There were cheesy commercials on National Day spilled all over the television channels. You cannot run away from it even if you are watching satellite television. Every five minutes an advertisement will come on reminding us that by midnight the great someone will be giving a Merdeka speech. Not that we would wait by and listen to him talking about God-knows-what - I do not even know what is there to talk about in a Merdeka speech; big shots are weird - but I guess the channel stations just enjoy annoying us with the advertisement. Something to do. We Malaysians are a bored bunch, you see. Petrol stations, mini-markets, convenient stores, and basically everywhere else with a cashier counter to boot set up a little corner selling the Malaysia flag to attach to the roof of your car. People do buy them. Kids who do not have cars will purchase those plastic Malaysia flags with colourful sweets inside the transparent pole. They are most wanted hot cakes. Hurray to those who rip money off of those who actually are patriotic. Especially when the occasion nears, these cute flags can be seen erecting on the top of every car zooming down the street, basking in the strong oncoming wind, fluttering their proud Jalur Gemilangs. I have seen some who have two instead of one. Some went all the way, jabbing the car from front to back, top to bottom with the flags, and shielding the bonnet with another big ass Malaysia flag. Some even have loudspeakers on. But I am sure they are just hired advertisers. It just makes me wonder if they are really that patriotic or they just love the gawking attention.
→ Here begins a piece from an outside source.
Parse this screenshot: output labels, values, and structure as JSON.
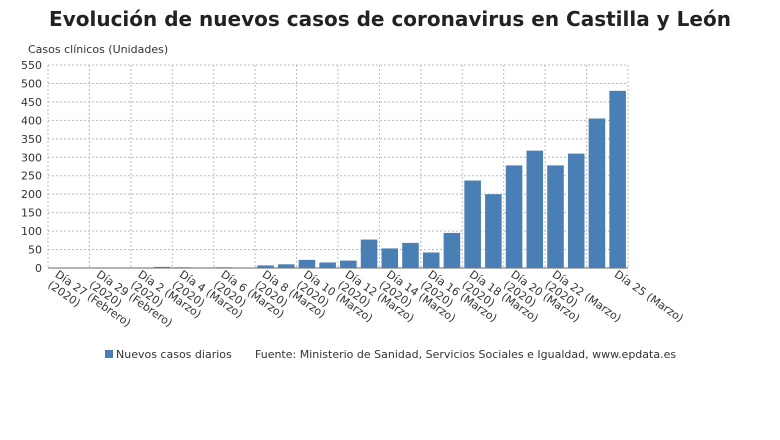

The politics got on quite a riot while I was away. I refuse to pass any judgements here because if you know me, I tend to stay as far away from any form of politics possible. I do not read the newspapers – yes, and I was majoring Journalism. Even when I do, I would read the comics and horoscope. That is like the only one page I pay attention to. If I can save myself, at least I enjoy It’s A Durian Life. So yes. Things are dirty in politics. They do not wash their hands under the tables. Then again, no politics is ever one without being filthy. Can you ever trust your children heading out to play without coming home mud-stricken? It is the tragic beauty of life.

On some days I may gain interest for my country. The riot. The rudeness. The traffic jams. The clueless gatherings at alleged celebrity visiting sites and definitely at brand spanking new spaces. The crappy music selections repeated again and again on radio stations. It is after all something I have grown up with, something I have gotten used to. Those years of forcefeeding patriotism down our throats do work out. There lives my family. There stays my house. There gathers my friends. I guess, it will always be somewhere we will find ourselves ending up in.